Module:Sandbox/AbstractWikipedia/Wikidata
Appearance
This is the Wikidata module of the Abstract Wikipedia template-renderer prototype.
It defines various helper function which access Wikidata items and lexemes, and return certain properties of them in a convenient format (e.g. a boolean, a string or a table, depending on the required data).
local p = {}
local gf = require("Module:Sandbox/AbstractWikipedia/GrammaticalFeatures")
-- Helper function to safely explore a path in table, and return nil upon
-- missing fields
local function explorePath(data, ...)
for _, v in ipairs(arg) do
if type(data) ~= "table" then
mw.log("Cannot access path element "..v)
return nil
end
data = data[v]
end
return data
end
-- Returns the list of demonyms (together with their features) for a q_id in a
-- given language.
function p.getDemonyms (q_id, lang)
lang = lang or language -- language should be a global variable
local demonyms = mw.wikibase.getBestStatements( q_id, "P1549" )
local result = {}
for _, demonym_table in ipairs(demonyms) do
local value = explorePath(demonym_table, "mainsnak", "datavalue", "value")

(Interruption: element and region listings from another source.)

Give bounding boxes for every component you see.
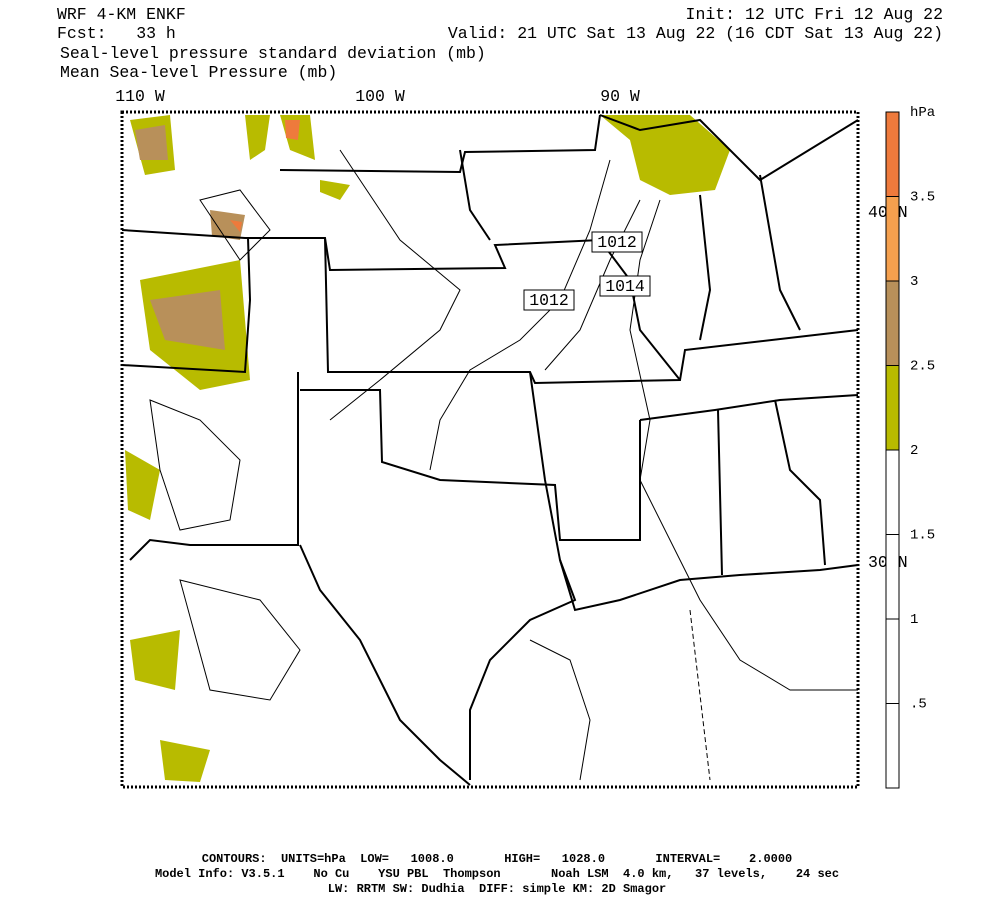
colorbar: hPa 3.532.521.51.5: [885, 105, 935, 789]
contour-label: 1014: [605, 277, 645, 296]
colorbar-band: [886, 196, 899, 281]
state-borders: [121, 114, 859, 786]
valid-time: Valid: 21 UTC Sat 13 Aug 22 (16 CDT Sat …: [448, 24, 943, 43]
field-name: Seal-level pressure standard deviation (…: [60, 44, 486, 63]
colorbar-label: 1: [910, 612, 918, 628]
colorbar-band: [886, 365, 899, 450]
longitude-label: 90 W: [600, 87, 640, 106]
longitude-label: 100 W: [355, 87, 405, 106]
model-info: Model Info: V3.5.1 No Cu YSU PBL Thompso…: [155, 867, 839, 881]
longitude-label: 110 W: [115, 87, 165, 106]
physics-info: LW: RRTM SW: Dudhia DIFF: simple KM: 2D …: [328, 882, 666, 896]
map: 1012 1012 1014 110 W 100 W 90 W 40 N 30 …: [115, 87, 908, 789]
footer: CONTOURS: UNITS=hPa LOW= 1008.0 HIGH= 10…: [155, 852, 839, 896]
colorbar-band: [886, 281, 899, 366]
init-time: Init: 12 UTC Fri 12 Aug 22: [686, 5, 943, 24]
contour-info: CONTOURS: UNITS=hPa LOW= 1008.0 HIGH= 10…: [202, 852, 793, 866]
colorbar-label: .5: [910, 697, 927, 713]
colorbar-label: 3: [910, 274, 918, 290]
colorbar-label: 3.5: [910, 190, 935, 206]
field-name: Mean Sea-level Pressure (mb): [60, 63, 337, 82]
header: WRF 4-KM ENKF Init: 12 UTC Fri 12 Aug 22…: [57, 5, 943, 82]
colorbar-label: 2: [910, 443, 918, 459]
contour-labels: 1012 1012 1014: [523, 231, 651, 311]
shading: [125, 115, 730, 782]
colorbar-label: 2.5: [910, 359, 935, 375]
colorbar-label: 1.5: [910, 528, 935, 544]
colorbar-band: [886, 112, 899, 197]
forecast-hour: Fcst: 33 h: [57, 24, 176, 43]
contour-label: 1012: [529, 291, 569, 310]
colorbar-unit: hPa: [910, 105, 935, 121]
model-name: WRF 4-KM ENKF: [57, 5, 186, 24]
contour-label: 1012: [597, 233, 637, 252]
map-frame: [120, 110, 860, 789]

if (value and explorePath(value, "language") == lang) then
local label = explorePath(value, "text")
if label then
local demonym = { label = label, features = {} }
feature_tables = explorePath(demonym_table, "qualifiers", "P518") --, 1, "datavalue", "value", "id")
if feature_tables then
for _, feature_table in ipairs(feature_tables) do
local feature = explorePath(feature_table, "datavalue", "value", "id")
if feature then
table.insert(demonym.features, feature)
end
end
end
-- A demonym can be linked to a lexeme
sense_id = explorePath(demonym_table, "qualifiers", "P7018", 1, "datavalue", "value", "id")
if sense_id then
demonym.lexeme = mw.wikibase.lexeme.splitLexemeId(sense_id)
end
table.insert(result, demonym)
end
end
end
return result
end
-- Helper function to get the label of an Item, and possibly do some fallback
-- logic if the label is missing.
-- Note that language should be a globally-defined variable.
function p.getLabel (q_id, lang)
lang = lang or language -- language should be a global variable
local label = mw.wikibase.getLabelByLang( q_id, lang )
if not label then
label = "<missing label>"
-- There could be some fallback logic here (i.e. use another language)
mw.log("Missing label of "..q_id.." in language "..lang)
end
return label
end
-- Return the property associated with a certain q_id through a p_id
-- Currently only the first "best" property is returned
-- Use expected_type to validate the correctness of the type
function p.getProperty (q_id, p_id, expected_type)
local property = mw.wikibase.getBestStatements( q_id, p_id )
property = explorePath(property, 1, "mainsnak", "datavalue")
if (property and expected_type) then
local actual_type = explorePath(property, "type")
if expected_type ~= actual_type then
error("Property "..p_id.." expected to yield type "..expected_type..". Got ".. actual_type)
end
end
return explorePath(property, "value")
end
-- Returns the id of an item associated through the given p_id with a given q_id
function p.getItemId (q_id, p_id)
local property = p.getProperty(q_id, p_id, "wikibase-entityid")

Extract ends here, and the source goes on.